The observations that non-CSCs can reconstitute CSCs, and vice versa, suggest that the phenotypic differences between these subpopulations are due to epigenetic rather than genetic differences. Therefore, exome and genome sequencing experiments aimed at identifying somatic mutations are not expected to reveal differences between sorted CSC and non-CSC subpopulations. On the other hand, transcriptome profiling, which is a readout of the epigenome (i.e. histone marks and DNA methylation that regulate expression), should be an excellent method for profiling CSCs and non-CSCs to reveal mechanistic differences. The advantage of RNA-seq data over microarrays is the ability to analyze isoform expression differences 
. In cancer cells, alternative mRNA isoforms can produce protein isoforms with dominant negative activity. The pathogenic role of cancer-specific isoforms has been extensively demonstrated across all aspects of cellular physiology, including cellular adhesion and metastasis (CD44 and RON), cell growth and tumorigenesis (PKM2, MDM2, FGFR2, CRK, NUMB), cell cycle (PYK), angiogenesis (VEGF), apoptosis (GS3KB, CD95, Bcl-X, caspase-2, caspase-9), metabolism (PK), and drug resistance (AR and MRP-1) 
. These examples underscore the advantage of isoform-level transcriptome information over whole gene expression for gaining insights into the molecular mechanisms underlying CSC and non-CSC phenotypic differences.

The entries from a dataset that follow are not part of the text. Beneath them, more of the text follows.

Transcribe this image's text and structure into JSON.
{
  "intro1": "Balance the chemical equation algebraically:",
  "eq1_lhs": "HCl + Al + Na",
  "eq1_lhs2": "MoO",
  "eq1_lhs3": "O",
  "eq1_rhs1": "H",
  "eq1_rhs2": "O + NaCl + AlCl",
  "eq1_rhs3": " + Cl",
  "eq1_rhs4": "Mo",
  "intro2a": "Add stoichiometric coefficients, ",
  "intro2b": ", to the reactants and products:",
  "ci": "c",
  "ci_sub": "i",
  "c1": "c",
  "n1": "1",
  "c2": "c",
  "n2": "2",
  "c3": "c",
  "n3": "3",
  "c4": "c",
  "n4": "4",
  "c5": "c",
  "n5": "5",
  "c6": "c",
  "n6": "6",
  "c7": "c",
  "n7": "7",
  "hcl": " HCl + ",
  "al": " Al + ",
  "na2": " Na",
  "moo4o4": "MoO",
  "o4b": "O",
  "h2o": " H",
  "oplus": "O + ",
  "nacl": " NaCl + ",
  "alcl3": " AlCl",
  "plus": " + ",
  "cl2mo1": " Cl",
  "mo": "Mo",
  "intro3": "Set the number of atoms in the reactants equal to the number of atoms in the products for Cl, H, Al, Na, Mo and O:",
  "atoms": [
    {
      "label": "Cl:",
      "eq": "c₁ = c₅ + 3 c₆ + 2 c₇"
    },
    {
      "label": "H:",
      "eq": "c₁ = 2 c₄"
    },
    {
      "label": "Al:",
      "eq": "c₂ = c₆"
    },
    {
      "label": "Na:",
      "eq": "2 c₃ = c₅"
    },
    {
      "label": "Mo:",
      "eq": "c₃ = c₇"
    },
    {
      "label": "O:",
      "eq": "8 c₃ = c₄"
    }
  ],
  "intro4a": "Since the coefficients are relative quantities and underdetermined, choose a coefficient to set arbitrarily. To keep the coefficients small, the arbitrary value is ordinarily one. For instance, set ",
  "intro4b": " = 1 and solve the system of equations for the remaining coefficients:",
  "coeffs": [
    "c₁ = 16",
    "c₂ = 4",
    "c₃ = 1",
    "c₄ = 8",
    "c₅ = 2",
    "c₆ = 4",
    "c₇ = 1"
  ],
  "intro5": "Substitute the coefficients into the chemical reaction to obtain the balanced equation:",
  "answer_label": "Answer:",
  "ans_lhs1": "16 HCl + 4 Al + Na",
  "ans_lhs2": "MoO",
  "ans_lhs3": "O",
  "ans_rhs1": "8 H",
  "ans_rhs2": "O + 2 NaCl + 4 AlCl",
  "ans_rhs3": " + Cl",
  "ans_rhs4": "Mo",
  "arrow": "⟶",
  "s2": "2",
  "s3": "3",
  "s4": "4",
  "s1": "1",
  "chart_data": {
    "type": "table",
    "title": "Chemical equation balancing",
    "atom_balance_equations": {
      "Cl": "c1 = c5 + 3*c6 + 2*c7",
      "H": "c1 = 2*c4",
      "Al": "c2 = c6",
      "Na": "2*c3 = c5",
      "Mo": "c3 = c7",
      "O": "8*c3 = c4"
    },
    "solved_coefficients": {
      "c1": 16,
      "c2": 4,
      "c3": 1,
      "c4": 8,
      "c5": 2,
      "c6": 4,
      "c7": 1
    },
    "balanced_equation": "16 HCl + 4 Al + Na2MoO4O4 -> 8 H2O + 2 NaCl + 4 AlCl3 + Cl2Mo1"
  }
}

Here we report the application of genomics technologies to a SCC xenograft that was sorted into CSC and non-CSC subpopulations based on the CD133 marker (). CD133 (PROM1;Prominin-1) is a 5-transmembrane glycoprotein that is considered to be a marker for the subpopulation of CSCs in both subtypes of NSCLC 
. In NSCLC the CD133+ subpopulation has been shown to have higher tumorigenic potential in SCID mice, to express higher levels of stemness genes and to be more resistant to conventional chemotherapy than the CD133− subpopulation 
. Importantly, so that the SCC xenograft would be more representative of primary tumor, it was directly engrafted as minced primary tumor into NSG mice and was never grown in vitro
. Whole-genome DNA analysis revealed that the chromosomes of CD133+ and CD133− subpopulations were highly deranged in a very similar manner; however, as expected the tumor did not harbor clinically actionable mutations. Analysis of mRNA splice isoform expression profiles of the CD133+ and CD133− subpopulations resulted in the identification of SCC as a potential new indication for numerous drugs currently in development and suggest several additional new promising targets. Finally, analysis of The Cancer Genome Atlas (TCGA) publicly available transcriptome RNA-seq data of 221 SCCs 
supports the generality of our transcriptome findings for this disease. Altogether our study demonstrates the capability of transcriptome sequencing of sorted cancer cell subpopulations to inform clinical development in ways that are not possible with DNA sequencing.